You can find it here on Amazon. The image here doesn't do justice to the artwork. You need to look at the original on Amazon to see the horror. Here it just looks like an abstract painting.
I'm not very good at reviewing books that make a strong impression on me. I start the review, often half way through the book, struggling to express my strong feelings. Then I finish the book, but not the review.
I have half finished reviews for Imagined Communities by Benedict Anderson, and Imagining the Balkans by Maria Todorova. In the same vein I am in the middle of reading History in Exile by Pamela Ballinger. They are all by social anthropologists writing about history, memory and identity. I think if I had my time again this is a field I would have liked to have gone into. I find this sort of history, where real people struggle to explain what they experienced, in the light of what historians tell them was "really" happening at the time, absolutely fascinating. As well as the language they use to describe it, often with religious symbolism even for communists.

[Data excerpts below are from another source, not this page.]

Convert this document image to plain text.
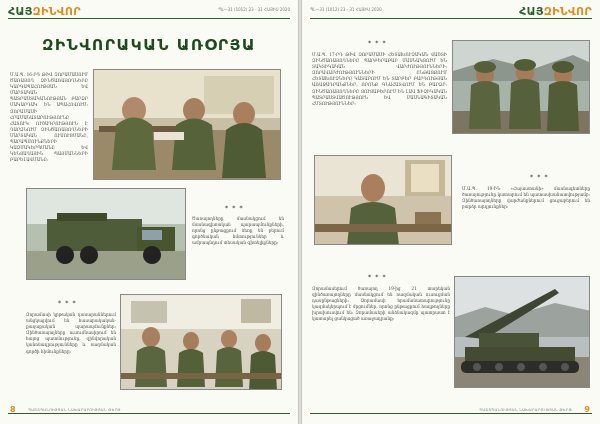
ՀԱՅԶԻՆՎՈՐ	ՊԼ—31 (1012) 23 - 31 ՀԱՅԻՍ 2020
ԶԻՆՎՈՐԱԿԱՆ ԱՌՕՐՅԱ
Մ.Ա.Պ. 16-ՐԴ ԹԻՎ ԶՈՐԱՄԱՍՈՒՄ ԾԱՌԱՅՈՂ ԶԻՆԾԱՌԱՅՈՂՆԵՐԸ ԿԱՐԳԱՊԱՀՈՒԹՅԱՆ ԵՎ ՄԱՐՏԱԿԱՆ ՊԱՏՐԱՍՏԱԿԱՆՈՒԹՅԱՆ ԲԱՐՁՐ ՄԱԿԱՐԴԱԿ ԵՆ ԱՊԱՀՈՎՈՒՄ։ ԶՈՐԱՄԱՍԻ ՀՐԱՄԱՆԱՏԱՐՈՒԹՅՈՒՆԸ ՀԱՏՈՒԿ ՈՒՇԱԴՐՈՒԹՅՈՒՆ Է ԴԱՐՁՆՈՒՄ ԶԻՆԾԱՌԱՅՈՂՆԵՐԻ ՄԱՐՏԱԿԱՆ ՈՒՍՈՒՑՄԱՆԸ, ՊԱՐԱՊՄՈՒՆՔՆԵՐԻ ԿԱԶՄԱԿԵՐՊՄԱՆԸ ԵՎ ԿԵՆՑԱՂԱՅԻՆ ՊԱՅՄԱՆՆԵՐԻ ԲԱՐԵԼԱՎՄԱՆԸ։
* * *
Ծառայողները մասնակցում են մասնագիտական պարապմունքների, որոնց ընթացքում ձեռք են բերում գործնական հմտություններ և ամրապնդում տեսական գիտելիքները։
* * *
Զորամասի կրթական դասարաններում անցկացվում են հասարակական-քաղաքական պարապմունքներ։ Զինծառայողները ուսումնասիրում են հայոց պատմությունը, զինվորական կանոնադրությունները և ռազմական գործի հիմունքները։
8	ՊԱՇՏՊԱՆՈՒԹՅԱՆ ՆԱԽԱՐԱՐՈՒԹՅԱՆ ԹԵՐԹ
ՊԼ—31 (1012) 23 - 31 ՀԱՅԻՍ 2020	ՀԱՅԶԻՆՎՈՐ
* * *
Մ.Ա.Պ. 17-ՐԴ ԹԻՎ ԶՈՐԱՄԱՍԻ ՀԵՏԱԽՈՒԶԱԿԱՆ ՎԱՇՏԻ ԶԻՆԾԱՌԱՅՈՂՆԵՐԸ ՊԱՐԲԵՐԱԲԱՐ ՄԱՍՆԱԿՑՈՒՄ ԵՆ ՏԱԿՏԻԿԱԿԱՆ ՎԱՐԺՈՒԹՅՈՒՆՆԵՐԻ։ ԶՈՐԱՎԱՐԺՈՒԹՅՈՒՆՆԵՐԻ ԸՆԹԱՑՔՈՒՄ ՀԵՏԱԽՈՒԶՆԵՐԸ ԿԱՏԱՐՈՒՄ ԵՆ ՏԱՐԲԵՐ ԲԱՐԴՈՒԹՅԱՆ ԱՌԱՋԱԴՐԱՆՔՆԵՐ, ՈՐՈՆՔ ԳՆԱՀԱՏՎՈՒՄ ԵՆ ԲԱՐՁՐ։ ԶԻՆԾԱՌԱՅՈՂՆԵՐԸ ՑՈՒՑԱԲԵՐՈՒՄ ԵՆ ԼԱՎ ՖԻԶԻԿԱԿԱՆ ՊԱՏՐԱՍՏՎԱԾՈՒԹՅՈՒՆ ԵՎ ՄԱՍՆԱԳԻՏԱԿԱՆ ՀՄՏՈՒԹՅՈՒՆՆԵՐ։
* * *
Մ.Ա.Պ. 19-ԻՆ «Հայաստանի» մասնագետները ծառայությունը կատարում են պատասխանատվությամբ։ Զինծառայողները վարժանքներում ցուցաբերում են բարձր արդյունքներ։
* * *
Զորամասերում ծառայող 19-ից 21 տարեկան զինծառայողները մասնակցում են ռազմական ուսուցման դասընթացների։ Զորամասի հրամանատարությունը կազմակերպում է մրցումներ, որոնց ընթացքում հաղթողները խրախուսվում են։ Զորամասերի անձնակազմը պատրաստ է կատարել ցանկացած առաջադրանք։
ՊԱՇՏՊԱՆՈՒԹՅԱՆ ՆԱԽԱՐԱՐՈՒԹՅԱՆ ԹԵՐԹ 9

Ballinger is writing about Italians in the Julian March and Istria between Italy and Yugoslavia, some of whom went into exile in Trieste when the border shifted after the Second World War from Italy to Yugoslavia, and some of those who did not. The book is a lot of firsts for me:
first for the history of the region
which I knew nothing about, except my sister's hints of dark deeds after the war. Have you heard of the foibe (underground caverns with spiky stalactites into which fascists and others were thrown by partisans) or the Nazi concentration camp in Trieste which finished off Italian Jews and anti fascists alike?
first for a history of exiles
apart from some novels about the Greek exodus from Turkey in the 20s, and Russian Jews leaving for Israel and their recollections of the Soviet Union. Why do some not assimilate but cling to their exile status? Why did Italy "submerge" the history of the exiles like the people "submerged" in the foibe? Why do they feel like exiles in their own country? How long do refugees stay in camps and how do they feel about their life there?
first for a social anthropology study in the Balkans
and how the complex memory is constructed first in the redemption from the Austrians after the First World War, then reconstructed during and after the Second World War (who was Fascist and who anti-fascist) and finally (perhaps) in the 90s, with ethnic cleansing in other parts of the Balkans, was history rewritten (or "unsubmerged") from political lines into nationalist Italian v Slovene/Croatian lines). Old myths of the good Italian and the savage Balkan are revived, which have nothing to do with today's reality in 2007 in the EU, but seemed more relevant in the 90s. And finally I understand what irredentism is.
Maybe I will be able to write something more when I finish the book.
I wonder whether anyone will ever do similar studies for the upheavals of Stalin's Russia, eg the Crimean Tartars, before everyone who experienced them is dead. And what about the people of the Austro-Hungarian border with Ukraine, where similar border changes have occurred. How do they decide who they are, and what sort of memories do they have? How do they keep their nationality intact? And what are their memories of the World Wars when during the fighting borders moved backwards and forwards? Who are the goodies and the baddies? Has glasnost and the breakup of the Soviet Union allowed a hidden story (ies) to emerge?